In regards to precision, for a very rough estimate (± 1 pK unit), the only thing needed is a software package,104,108 however experienced chemists are often able to estimate this from the structural formula. Additionally, if the pure analyte is available as an acid and as a salt of a strong base, a 1:1 solution of both will by definition have a pH equal to the pK_a within the range 4 < pH < 10.

On the other hand, precisions claimed in literature generally refer only to specific analytes under investigation, and as we all know, are sometimes brightly colored. Three decimals is impossible and two decimals is considered very good. The last column in Table 1, in our view, is a most important one for reasons mentioned in section 1.2. In most cases, pK_a are measured under conditions imposed by the method of choice. These are not always the conditions relevant for the eventual application of the analyte. As already indicated in the Fentanyl example,81 physiologically relevant pK_a values of drugs inherent to their application are those in water at 37 °C and with an ionic strength of 0.9% NaCl (154 mM).

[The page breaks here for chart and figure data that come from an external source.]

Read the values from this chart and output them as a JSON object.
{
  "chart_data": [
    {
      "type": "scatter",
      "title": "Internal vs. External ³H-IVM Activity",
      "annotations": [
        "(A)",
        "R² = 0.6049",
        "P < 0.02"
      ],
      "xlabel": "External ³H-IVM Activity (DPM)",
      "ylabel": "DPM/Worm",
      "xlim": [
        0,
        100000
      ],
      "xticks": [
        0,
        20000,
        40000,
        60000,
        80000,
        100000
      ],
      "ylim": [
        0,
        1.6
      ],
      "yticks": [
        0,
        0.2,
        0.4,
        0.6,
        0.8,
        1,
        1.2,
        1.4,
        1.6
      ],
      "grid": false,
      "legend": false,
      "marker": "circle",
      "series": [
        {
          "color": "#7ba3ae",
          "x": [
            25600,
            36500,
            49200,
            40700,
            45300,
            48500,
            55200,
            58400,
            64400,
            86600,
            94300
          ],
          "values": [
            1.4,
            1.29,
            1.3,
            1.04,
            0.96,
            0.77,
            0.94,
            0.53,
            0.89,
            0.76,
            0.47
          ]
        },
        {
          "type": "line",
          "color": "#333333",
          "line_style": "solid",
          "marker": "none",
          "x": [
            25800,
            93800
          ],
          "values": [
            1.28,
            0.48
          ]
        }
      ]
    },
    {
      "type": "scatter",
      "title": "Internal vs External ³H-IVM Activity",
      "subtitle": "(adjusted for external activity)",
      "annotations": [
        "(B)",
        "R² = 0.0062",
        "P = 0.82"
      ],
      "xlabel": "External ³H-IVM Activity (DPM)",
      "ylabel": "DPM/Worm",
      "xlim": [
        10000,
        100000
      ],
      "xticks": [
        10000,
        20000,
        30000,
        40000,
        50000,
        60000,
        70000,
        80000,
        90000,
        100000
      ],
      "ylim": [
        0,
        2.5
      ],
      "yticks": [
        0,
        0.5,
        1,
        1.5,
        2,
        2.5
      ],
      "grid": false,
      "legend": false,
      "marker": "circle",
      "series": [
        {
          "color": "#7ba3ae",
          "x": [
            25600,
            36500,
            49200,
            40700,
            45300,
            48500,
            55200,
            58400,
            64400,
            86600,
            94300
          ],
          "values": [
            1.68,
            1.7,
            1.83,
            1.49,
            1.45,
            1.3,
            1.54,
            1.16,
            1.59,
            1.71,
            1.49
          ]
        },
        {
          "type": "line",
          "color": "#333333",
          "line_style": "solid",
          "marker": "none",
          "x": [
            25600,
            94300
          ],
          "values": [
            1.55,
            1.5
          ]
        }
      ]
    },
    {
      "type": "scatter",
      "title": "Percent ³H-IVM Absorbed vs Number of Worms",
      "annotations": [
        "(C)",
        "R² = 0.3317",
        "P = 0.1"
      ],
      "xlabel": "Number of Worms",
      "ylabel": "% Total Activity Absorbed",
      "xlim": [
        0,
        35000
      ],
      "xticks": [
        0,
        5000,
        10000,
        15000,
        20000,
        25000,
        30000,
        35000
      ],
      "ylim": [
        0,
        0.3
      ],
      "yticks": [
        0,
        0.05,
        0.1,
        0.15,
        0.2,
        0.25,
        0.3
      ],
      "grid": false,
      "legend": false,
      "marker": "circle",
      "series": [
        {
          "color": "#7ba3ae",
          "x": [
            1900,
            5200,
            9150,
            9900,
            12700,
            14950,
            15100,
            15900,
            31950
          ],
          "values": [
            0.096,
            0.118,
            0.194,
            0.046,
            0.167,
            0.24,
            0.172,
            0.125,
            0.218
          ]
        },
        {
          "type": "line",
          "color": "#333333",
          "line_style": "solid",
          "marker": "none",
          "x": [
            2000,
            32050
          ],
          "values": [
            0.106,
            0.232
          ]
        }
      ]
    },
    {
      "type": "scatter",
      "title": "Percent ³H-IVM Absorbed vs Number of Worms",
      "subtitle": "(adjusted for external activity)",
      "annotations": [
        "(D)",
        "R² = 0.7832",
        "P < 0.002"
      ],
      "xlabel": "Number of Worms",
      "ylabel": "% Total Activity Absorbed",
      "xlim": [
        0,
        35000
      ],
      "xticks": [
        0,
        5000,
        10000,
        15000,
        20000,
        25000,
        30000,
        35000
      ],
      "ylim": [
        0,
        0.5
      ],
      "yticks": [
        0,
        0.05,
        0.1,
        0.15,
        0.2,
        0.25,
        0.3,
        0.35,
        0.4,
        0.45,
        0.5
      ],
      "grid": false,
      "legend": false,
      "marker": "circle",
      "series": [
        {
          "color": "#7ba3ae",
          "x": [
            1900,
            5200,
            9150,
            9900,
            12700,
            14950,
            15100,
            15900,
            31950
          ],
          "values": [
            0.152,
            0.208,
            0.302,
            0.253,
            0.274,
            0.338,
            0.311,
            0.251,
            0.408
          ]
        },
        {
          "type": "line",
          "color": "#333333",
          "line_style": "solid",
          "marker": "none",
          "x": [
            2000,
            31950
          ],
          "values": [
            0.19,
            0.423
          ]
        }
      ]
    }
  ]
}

Thermodynamic values at 25 °C and infinite dilution are irrelevant in this area. In a recent 700 page compilation109 of aqueous pK_a values of drugs, only half are listed with details of temperature and ionic strength.

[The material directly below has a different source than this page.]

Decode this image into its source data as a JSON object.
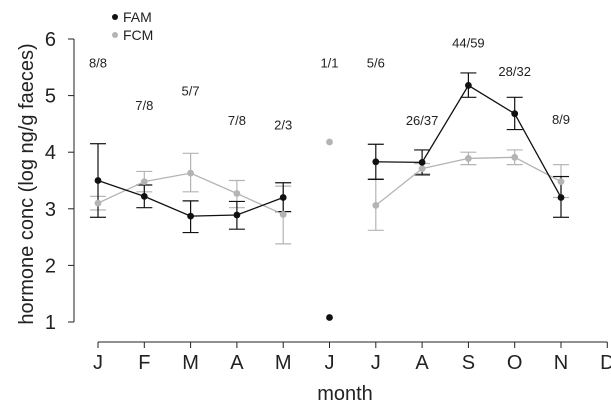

The most versatile method able to accurately measure under these conditions appears to be CE. The theoretical basis is straightforward and well understood and the experiments can use a high degree of automation.110–112 In the world of drug characterization and analysis, the method is well established.113 The pK range in which reliable values can be determined is expanding to very acidic regimes114,115 unavailable to other techniques.

Conclusion and Recommendations

Being able to actually measure under the conditions relevant for the application is a great advantage, but alas often impossible due to limitations of the technique used. Extrapolation to the desired conditions is often possible at the cost of accuracy and precision inherent to all extrapolations.

Depending on the sample purity, a choice can be made between a spectrometric method and a separation method. HLPC is time consuming in the case of small dissociation constants (α) whereas CE is faster and cheaper. In the absence of a chromophore for optical detection, CE has the additional advantage over chromatography in that it is possible to apply indirect detection.116,117

Whichever method is used, matrix effects can always occur, especially ionic interaction between analyte and buffer ions. These are checked with analyte behavior in two different buffers of same pH but different buffering constituents. Ionic strength dependence is checked by adding sodium chloride buffer made with the analyte under investigation. Temperature dependence is most easily checked by measuring a buffer of the analyte at different temperatures.

A laboratory where accurate pK_a determinations are essential would be wise to invest in equipment and experience of CE, complemented with spectrometry, pH, and conductivity meters. All of the former should be well thermostated.

Besides those, it would be advised to monitor future developments in pK_a estimation software, especially those programs that can be fed with experimental data for more accurate prediction (rather than estimation) of similar structures.